Monday, May 5, 2008

The Spirits of Lebanon, Part 10

In a basket on our breakfast table is a book of graces my family has used for many years. One of those graces contains this sentiment: "Grant unto us a due sense of appreciation, for those whose hearts and hands have wrought for us." This was written by a Charles D. Brodhead.

I have no way of knowing for sure that this prayer was penned by the Charles D. Brodhead who was assistant headmaster at Darrow School in the 1960s, but the words "hearts and hands" sound awfully Shaker, and our Wednesday "Hands to Work" had no more enthusiastic proponent than Mr. Brodhead.

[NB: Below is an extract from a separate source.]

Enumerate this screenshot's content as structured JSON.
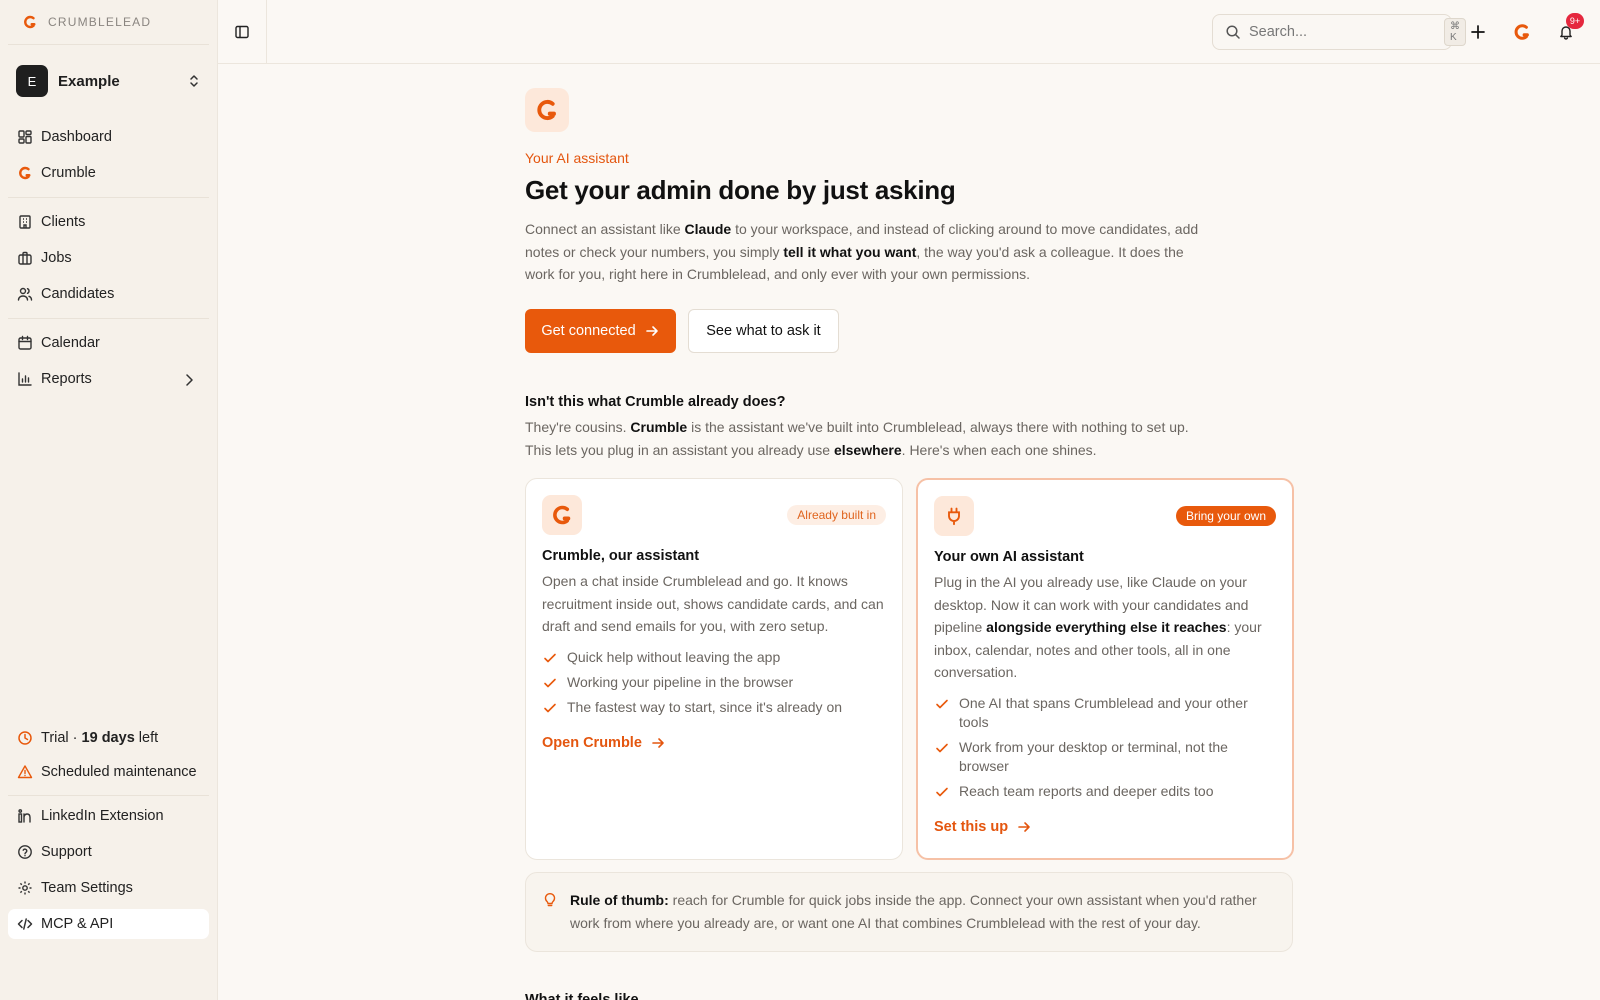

He seemed ancient to us then, but I am now as old as he was then, and I don't feel ancient at all. Charles Brodhead was a brilliant man, educated at Princeton and Oxford, and a teacher all his life. He was also a bit eccentric. We'd see him marching through the woods and up and down the lane, carrying a walking stick and wearing a tam-o'-shanter, and we'd snicker. "Crazy Charlie" is what we'd call him.

Even though, in our view, he was at Death's door at age 60, he was a strong and healthy man. He coached the wrestling team. He kept his big feet in hiking boots, and his big, gnarled hands were often mahogany brown with the stain of black walnuts. But it was his wild, piercing eyes that made him look a little teched.
We were in the early years of the age of individuality, of nonconformity, when people were urged to "do their own thing," yet we students were intolerant of deviation from our established standards of fashion and behavior and subjected people who were different to ridicule, and worse.

I have written here of the quaint and comical aspects of my Darrow experience; they are pleasant to remember. But there was a darker side to life on the mountain. Darrow could be a cruel place, and torturous for those who did not fit in.